A conference call with the financial community will be held today at 2:30 PM Eastern Standard Time to discuss PG&E Corporation's results for the quarter. The call will be open to the public on a listen-only basis via webcast. Please visit our website www.pgecorp.com for more information and instructions for accessing the webcast. A replay of the conference call will be available toll-free by calling (877) 470-0867, and also will be available on our website. International callers will be able to access the replay by dialing (402) 220-0642.

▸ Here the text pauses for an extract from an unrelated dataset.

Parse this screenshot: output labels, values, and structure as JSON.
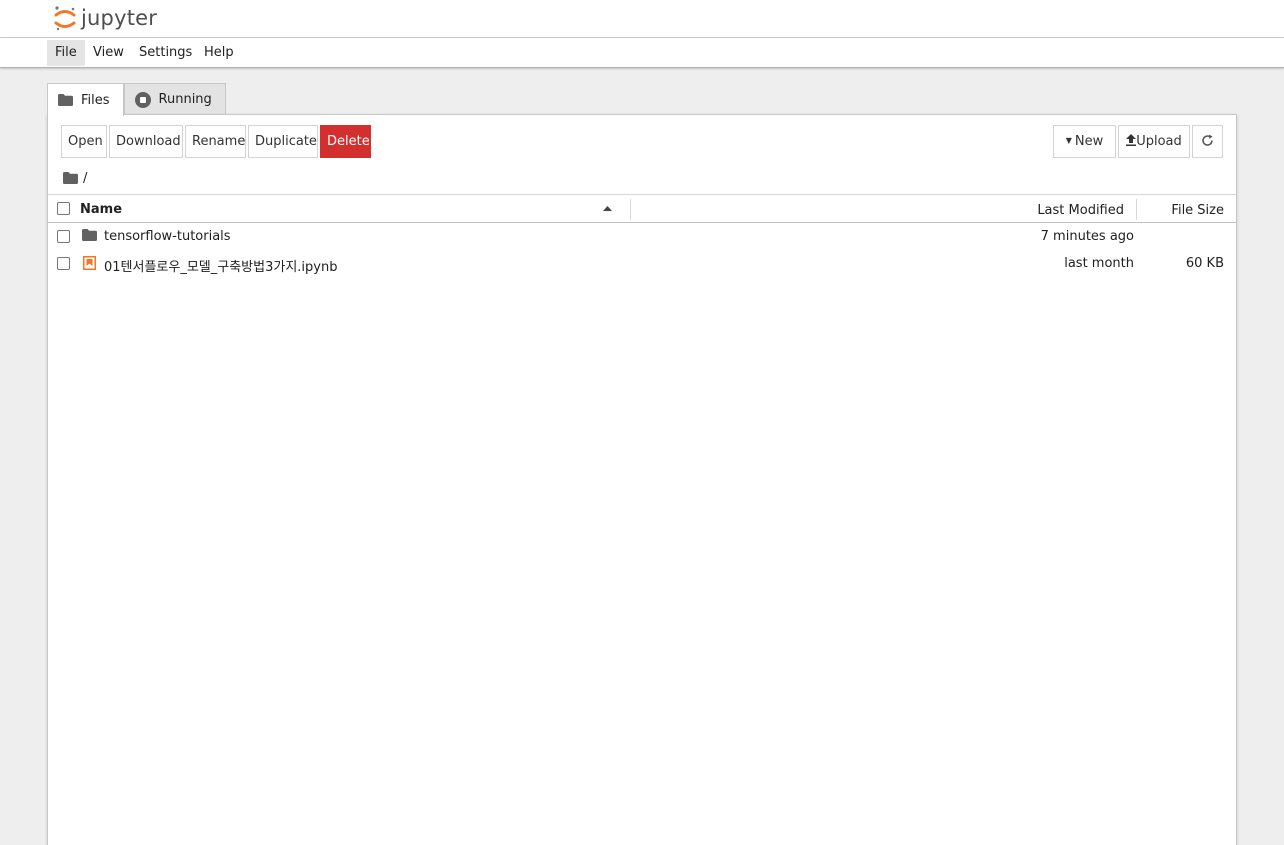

This press release and the attachment contain forward-looking statements regarding estimated earnings for 2003 and 2004, and the outcome of the Utility's Chapter 11 proceeding. These statements are based on current expectations and assumptions which management believes are reasonable and on information currently available to management but are necessarily subject to various risks and uncertainties. Actual results could differ materially from those contemplated by the forward-looking statements. Some of the factors that could cause future results to differ materially include:

The outcome of the Utility's Chapter 11 proceeding, including whether the proposed settlement agreement among the Utility, PG&E Corporation, and the staff of the CPUC becomes effective and whether the Settlement Plan is implemented;

 

  • Unanticipated changes in operating expenses and capital expenditures;

  • The level and volatility of wholesale electricity and natural gas prices and the Utility's ability to manage and respond to this volatility successfully;
  • Weather, storms, earthquakes, fires, other natural disasters, explosions, accidents, mechanical breakdowns, and other events or perils that affect demand, result in power outages, reduce generating output, or cause damage to the Utility's assets or operations or those of third parties on which the Utility relies;
  • Changes in market demand and general economic and financial market conditions, including unanticipated changes in interest or inflation rates;
  • The Utility's ability to manage over time its residual net open position, which is the portion of the Utility's customers'; demand not satisfied by electricity from the Utility's generation facilities, the Utility's electricity purchase contracts or the California Department of Water Resources' (DWR) electricity purchase contracts allocated to the Utility;
  • Acts of terrorism;
  • Applicable governmental policies and legislative or regulatory actions generally;
  • How the CPUC administers the capital structure, stand-alone pidend, and first priority conditions of the holding company conditions;
  • The outcome of pending litigation, rate cases, including the 2003 GRC, and other regulatory proceedings;
  • Future regulatory proceedings related to whether the Utility has complied with all applicable rules, tariffs, and orders, and the extent to which a finding of non-compliance could result in customer refunds, penalties, or other non-recoverable expenses;
  • The effect of compliance with existing and future environmental laws, regulations, and policies, including those addressing global climate change;
  • Increasing competition, the level of direct access customers, and the extent to which the cities and counties in the Utility's service territory become community choice aggregators; and
  • New accounting pronouncements, including significant changes in accounting policies material to PG&E Corporation or the Utility.